## Enter the Ridge: derivation and properties 2020-11-01

## Intro

Ridge regression is a linear (on parameters) regression technique. It was popularized in machine learning circles by Friedman, Hastie, Tibshirani and company, with the introduction of the elastic-net, that generalizes the Ridge when the LASSO weighting is set to zero. It's often taken as the benchmark that other algorithms are compared to, since it's a powerful yet simple technique that gives good results in practice. But it's root lay on deeper grounds. It's an estimation technique that trades reductions in variance for tolerable increases in bias.

One of it's main selling points is that it's a strictly convex optimization problem. That means that it has a single optimum solution, the global one. This solution can be found using the normal equations from ordinary least squares (OLS). Let's start from there.

## The ordinary least squares (OLS)

Arguably, linear regression is the first learning algorithm. It can also be shown to be at the basis of most statistical inference (sometimes quite out of sight). The problem statement is simple: minimize the residual sum of squares in the model below.

$y = \beta X + \epsilon$$y$, $\beta$ and $epsilon$ are row vectors, $X$ is a matrix with independent variables as rows and samples as columns. Our objective function, the residual sum of squares then is simply $\epsilon\epsilon^T$.

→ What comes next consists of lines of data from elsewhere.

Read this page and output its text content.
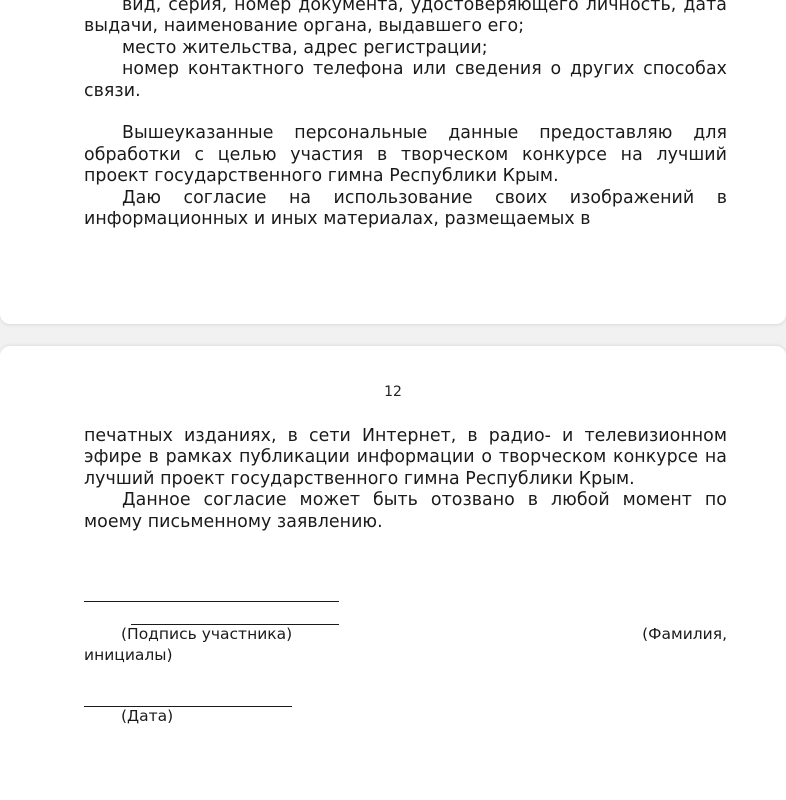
вид, серия, номер документа, удостоверяющего личность, дата выдачи, наименование органа, выдавшего его;

место жительства, адрес регистрации;

номер контактного телефона или сведения о других способах связи.

Вышеуказанные персональные данные предоставляю для обработки с целью участия в творческом конкурсе на лучший проект государственного гимна Республики Крым.

Даю согласие на использование своих изображений в информационных и иных материалах, размещаемых в

12

печатных изданиях, в сети Интернет, в радио- и телевизионном эфире в рамках публикации информации о творческом конкурсе на лучший проект государственного гимна Республики Крым.

Данное согласие может быть отозвано в любой момент по моему письменному заявлению.

(Подпись участника)	(Фамилия,
инициалы)
(Дата)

$\mathcal L_\text{OLS} = \|\epsilon\|_2^2 = \sum_i^N (y_i-\beta X_i)^2 = \epsilon\epsilon^T =\\ (y - \beta X)(y - \beta X)^T$The minimum can be found by taking the derivative regarding $\beta$:

$\frac{\partial}{\partial \beta}\left(\epsilon\epsilon^T\right)=-2X(y-\beta X)^T$Setting this to zero we retrieve:

$yX^T=\beta XX^T$Solving for $\beta$:

$\beta = yX^T(XX^T)^{-1}$## The Ridge Regression problem statement

We obtained an estimator for the OLS coefficients. As all estimators, it has associated variance (the precision, the spread of the estimate's distribution) and bias (the accuracy, or the difference between the estimate and the true parameter). On bias, actually, the OLS estimator is unbiased. On the other hand, depending on the problem it can have quite large variance. For example, ill-posed ($n < p$) problems have unbounded variance.

What if we could trade some of that excess variance for some increase in bias?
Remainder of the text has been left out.